For two years, we have been living with the risk of a coronavirus infection, and the attendant chances, in declining order of possibility, of illness, hospitalization, and death.

But there have been almost no reliable tools to help us navigate these risks. It wasn’t so long ago that friends of mine were sanitizing their mail and triple-masking outdoors — precautions later revealed to be excessive, but who knew at the time?

There is a science of risk. Forty-odd years ago, Stanford engineering professor Ron Howard coined the term “micromort” to quantify a 1-in-a-million chance of death. For example, there were 413 skydiving deaths in the United States between 2000 and 2016, out of over 48 million recorded jumps. So each jump had a risk of roughly 8 micromorts.


For comparison, everyday life has its risks. Once you’ve woken up, there is a 22 micromort, i.e., 0.000022, i.e., a 1-in-50,000 chance that you will expire before day’s end. Flying is safer than driving, and so on.

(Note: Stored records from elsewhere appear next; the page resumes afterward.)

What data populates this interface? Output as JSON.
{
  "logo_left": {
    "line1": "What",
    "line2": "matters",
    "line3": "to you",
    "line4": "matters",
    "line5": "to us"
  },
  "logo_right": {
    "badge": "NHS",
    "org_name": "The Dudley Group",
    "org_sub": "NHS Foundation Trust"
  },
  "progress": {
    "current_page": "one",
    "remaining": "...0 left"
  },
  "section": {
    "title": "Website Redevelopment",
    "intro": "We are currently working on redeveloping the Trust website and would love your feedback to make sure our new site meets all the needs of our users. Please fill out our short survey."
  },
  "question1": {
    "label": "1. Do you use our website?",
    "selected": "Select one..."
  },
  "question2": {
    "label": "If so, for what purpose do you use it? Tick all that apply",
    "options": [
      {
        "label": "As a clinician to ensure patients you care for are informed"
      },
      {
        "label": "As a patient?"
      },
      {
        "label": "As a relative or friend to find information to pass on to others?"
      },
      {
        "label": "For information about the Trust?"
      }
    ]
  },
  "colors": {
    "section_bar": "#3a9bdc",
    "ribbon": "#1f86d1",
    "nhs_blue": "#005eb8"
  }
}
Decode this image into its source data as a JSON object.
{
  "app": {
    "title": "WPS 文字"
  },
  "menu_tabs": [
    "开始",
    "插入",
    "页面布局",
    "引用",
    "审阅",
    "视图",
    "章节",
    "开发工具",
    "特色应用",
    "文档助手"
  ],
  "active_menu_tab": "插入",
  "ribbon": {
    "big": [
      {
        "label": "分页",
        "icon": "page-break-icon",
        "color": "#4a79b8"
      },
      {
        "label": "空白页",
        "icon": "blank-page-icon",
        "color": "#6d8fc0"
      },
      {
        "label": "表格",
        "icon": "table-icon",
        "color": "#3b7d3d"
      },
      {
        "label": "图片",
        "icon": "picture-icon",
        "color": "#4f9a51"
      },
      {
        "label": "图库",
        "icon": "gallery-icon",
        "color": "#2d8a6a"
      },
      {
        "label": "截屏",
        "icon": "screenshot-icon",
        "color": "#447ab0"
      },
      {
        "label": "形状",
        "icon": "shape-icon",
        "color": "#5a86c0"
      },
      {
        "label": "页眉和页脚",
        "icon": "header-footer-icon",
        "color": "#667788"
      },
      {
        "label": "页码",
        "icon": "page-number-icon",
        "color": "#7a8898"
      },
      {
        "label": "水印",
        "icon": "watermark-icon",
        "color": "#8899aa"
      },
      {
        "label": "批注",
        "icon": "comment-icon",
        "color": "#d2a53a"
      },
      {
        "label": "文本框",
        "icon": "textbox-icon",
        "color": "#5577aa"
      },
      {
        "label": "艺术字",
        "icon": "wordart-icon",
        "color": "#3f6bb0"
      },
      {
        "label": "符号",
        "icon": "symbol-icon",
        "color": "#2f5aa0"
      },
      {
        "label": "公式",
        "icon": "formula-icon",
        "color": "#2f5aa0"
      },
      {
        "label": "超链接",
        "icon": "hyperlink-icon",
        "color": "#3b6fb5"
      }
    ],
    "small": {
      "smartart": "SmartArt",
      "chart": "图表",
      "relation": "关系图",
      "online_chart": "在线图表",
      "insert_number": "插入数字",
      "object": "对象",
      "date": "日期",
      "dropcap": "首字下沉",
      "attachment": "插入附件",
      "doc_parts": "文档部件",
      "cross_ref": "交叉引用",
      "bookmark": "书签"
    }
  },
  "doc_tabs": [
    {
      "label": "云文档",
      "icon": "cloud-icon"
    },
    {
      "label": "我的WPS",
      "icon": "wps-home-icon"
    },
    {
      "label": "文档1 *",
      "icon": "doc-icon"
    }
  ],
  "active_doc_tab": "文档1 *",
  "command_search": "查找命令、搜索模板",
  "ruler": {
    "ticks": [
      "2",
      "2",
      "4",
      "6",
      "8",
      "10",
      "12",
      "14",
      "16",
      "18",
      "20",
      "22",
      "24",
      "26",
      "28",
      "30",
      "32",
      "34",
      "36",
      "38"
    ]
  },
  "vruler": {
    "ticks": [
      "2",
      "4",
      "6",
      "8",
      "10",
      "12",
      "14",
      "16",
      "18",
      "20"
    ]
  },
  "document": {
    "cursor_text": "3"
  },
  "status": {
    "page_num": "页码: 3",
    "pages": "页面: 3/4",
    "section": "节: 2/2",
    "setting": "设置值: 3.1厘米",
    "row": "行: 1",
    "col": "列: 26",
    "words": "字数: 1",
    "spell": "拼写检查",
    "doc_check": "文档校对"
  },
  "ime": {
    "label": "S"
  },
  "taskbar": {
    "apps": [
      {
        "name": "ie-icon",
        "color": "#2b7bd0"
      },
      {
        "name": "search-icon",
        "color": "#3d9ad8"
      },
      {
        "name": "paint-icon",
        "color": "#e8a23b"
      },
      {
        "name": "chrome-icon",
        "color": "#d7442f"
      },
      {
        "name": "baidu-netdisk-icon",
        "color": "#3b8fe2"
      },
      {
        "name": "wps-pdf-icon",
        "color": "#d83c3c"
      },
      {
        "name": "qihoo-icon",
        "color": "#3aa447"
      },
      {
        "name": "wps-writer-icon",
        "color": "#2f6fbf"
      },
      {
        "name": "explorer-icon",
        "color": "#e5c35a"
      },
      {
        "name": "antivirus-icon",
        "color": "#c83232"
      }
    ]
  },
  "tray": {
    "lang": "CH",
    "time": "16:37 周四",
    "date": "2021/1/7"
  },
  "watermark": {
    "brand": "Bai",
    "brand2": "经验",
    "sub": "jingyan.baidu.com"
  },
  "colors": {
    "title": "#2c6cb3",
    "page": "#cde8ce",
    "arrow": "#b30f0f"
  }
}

So what about COVID? Using Centers for Disease Control and Prevention data, Dr. Ethan Craig at the University of Pennsylvania calculated coronavirus risks for May 1 to Oct. 18, 2021. Risk of death among the vaccinated was 0.25 micromorts a day. Risk of death among the unvaccinated came to 6.3 micromorts, roughly 25 times higher. “Does the idea of BASE jumping make you nervous?” Craig wrote. “Being unvaccinated sure should, as well.”

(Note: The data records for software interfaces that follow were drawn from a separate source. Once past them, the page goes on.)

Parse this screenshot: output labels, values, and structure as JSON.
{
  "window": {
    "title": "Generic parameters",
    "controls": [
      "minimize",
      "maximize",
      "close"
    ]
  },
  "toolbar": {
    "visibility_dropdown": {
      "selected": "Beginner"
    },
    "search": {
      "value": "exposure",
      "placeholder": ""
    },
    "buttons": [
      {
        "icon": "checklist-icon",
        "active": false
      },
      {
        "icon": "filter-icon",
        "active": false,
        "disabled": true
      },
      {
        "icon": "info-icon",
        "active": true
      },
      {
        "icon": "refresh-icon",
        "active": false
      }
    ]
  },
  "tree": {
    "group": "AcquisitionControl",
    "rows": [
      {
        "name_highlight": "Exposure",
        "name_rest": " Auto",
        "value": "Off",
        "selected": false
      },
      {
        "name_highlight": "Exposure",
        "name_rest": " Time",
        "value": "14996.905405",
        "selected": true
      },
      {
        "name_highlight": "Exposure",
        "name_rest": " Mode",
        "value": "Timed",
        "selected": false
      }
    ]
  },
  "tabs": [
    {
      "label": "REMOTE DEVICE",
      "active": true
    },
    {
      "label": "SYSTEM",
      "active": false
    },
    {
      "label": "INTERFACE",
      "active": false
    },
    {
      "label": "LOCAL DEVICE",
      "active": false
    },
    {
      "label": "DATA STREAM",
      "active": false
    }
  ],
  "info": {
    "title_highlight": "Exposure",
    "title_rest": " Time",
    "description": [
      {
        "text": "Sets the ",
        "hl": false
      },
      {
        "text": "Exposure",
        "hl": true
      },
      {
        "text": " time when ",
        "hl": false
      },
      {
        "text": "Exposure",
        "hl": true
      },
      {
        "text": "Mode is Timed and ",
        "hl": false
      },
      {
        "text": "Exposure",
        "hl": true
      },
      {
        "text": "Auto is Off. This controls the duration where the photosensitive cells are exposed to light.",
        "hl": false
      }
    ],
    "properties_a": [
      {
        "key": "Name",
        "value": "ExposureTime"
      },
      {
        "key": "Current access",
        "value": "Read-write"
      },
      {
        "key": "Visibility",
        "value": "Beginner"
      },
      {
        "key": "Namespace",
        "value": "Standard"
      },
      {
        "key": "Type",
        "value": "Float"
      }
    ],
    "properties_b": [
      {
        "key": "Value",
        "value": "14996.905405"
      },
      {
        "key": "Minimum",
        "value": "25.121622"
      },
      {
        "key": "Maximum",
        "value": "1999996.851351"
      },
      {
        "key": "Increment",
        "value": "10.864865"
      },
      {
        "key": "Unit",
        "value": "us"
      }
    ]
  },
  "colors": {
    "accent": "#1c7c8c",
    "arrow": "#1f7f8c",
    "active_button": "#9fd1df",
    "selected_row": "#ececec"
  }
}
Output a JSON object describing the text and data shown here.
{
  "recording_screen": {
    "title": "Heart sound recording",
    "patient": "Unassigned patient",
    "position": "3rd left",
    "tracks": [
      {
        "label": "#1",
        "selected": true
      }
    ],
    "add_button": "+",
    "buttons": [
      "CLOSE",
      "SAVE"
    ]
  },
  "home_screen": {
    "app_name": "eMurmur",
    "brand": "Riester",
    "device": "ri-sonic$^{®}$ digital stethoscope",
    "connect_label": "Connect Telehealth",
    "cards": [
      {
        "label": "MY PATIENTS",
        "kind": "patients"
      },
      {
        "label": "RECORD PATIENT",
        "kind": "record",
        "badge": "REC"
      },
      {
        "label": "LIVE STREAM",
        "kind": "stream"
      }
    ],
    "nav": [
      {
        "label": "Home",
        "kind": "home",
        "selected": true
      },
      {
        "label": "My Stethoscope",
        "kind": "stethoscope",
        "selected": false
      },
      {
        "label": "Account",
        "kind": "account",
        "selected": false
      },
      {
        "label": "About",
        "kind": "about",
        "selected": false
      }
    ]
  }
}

Craig admits that there are inaccuracies built into his “back-of-the-envelope” calculations, and that risks rise for the elderly and the immunocompromised. That said, he is far from alone in trying to quantify Life Under COVID. A group of “relentless tabulators” in San Francisco, including a couple of MIT grads and a physician, wanted to figure out how risky it was to go shopping, take a bike ride, or attend a protest during the pandemic.


As a homage to Howard, they created the “microcovid” metric, a 1-in-a-million chance of catching COVID. Just this week, they updated their online Microcovid Calculator to take account of the teeming Omicron infections. I plugged in the details of my Wednesday lunch with my fully vaccinated friend Roger at the deserted Ani’s Cafe in Belmont. It set my risk at about 50 microcovids, or what they deem to be one-quarter of my weekly COVID “risk budget.” That is, a 1 in 20,000 chance of being infected.

Post-Omicron, Craig has rethought his article, somewhat. In November, he noted that “a vaccinated individual engages in many activities that are associated with a higher risk for death than COVID-19 — including driving to work.” Now, “I suspect some of the numbers will prove to be pretty similar,” he told me. “For an otherwise healthy, fully vaccinated and boosted individual, the risk for an adverse outcome remains low.”

But fast-spreading Omicron has changed the collective risk, he explained. “Your individual risk factors into a population risk, where the chance of spread is much greater now.” Craig has adjusted his personal COVID risk budget accordingly, not eating indoors and not inviting guests to his home.

“We are in a much better place in a lot of ways” now, compared with March 2020, he said. “Now we have vaccines that work remarkably well at preventing severe outcomes (despite an immune-evasive variant). We know who is at highest risk for severe illness. When I go to work, I’m not afraid like I was then. At this point, I’d say I respect the virus, and take it seriously, but don’t fear it.”


Everyone, including Craig, knows there is a lot of coronavirus circulating now. The generally sane Dr. Robert Wachter, chairman of the department of medicine at the University of California at San Francisco, says this month will be “awful” for Omicron spread.

For the immediate future, mundane activities such as shopping or chatting with the postal worker give new meaning to the term “calculated risk.” The best advice: Proceed with caution.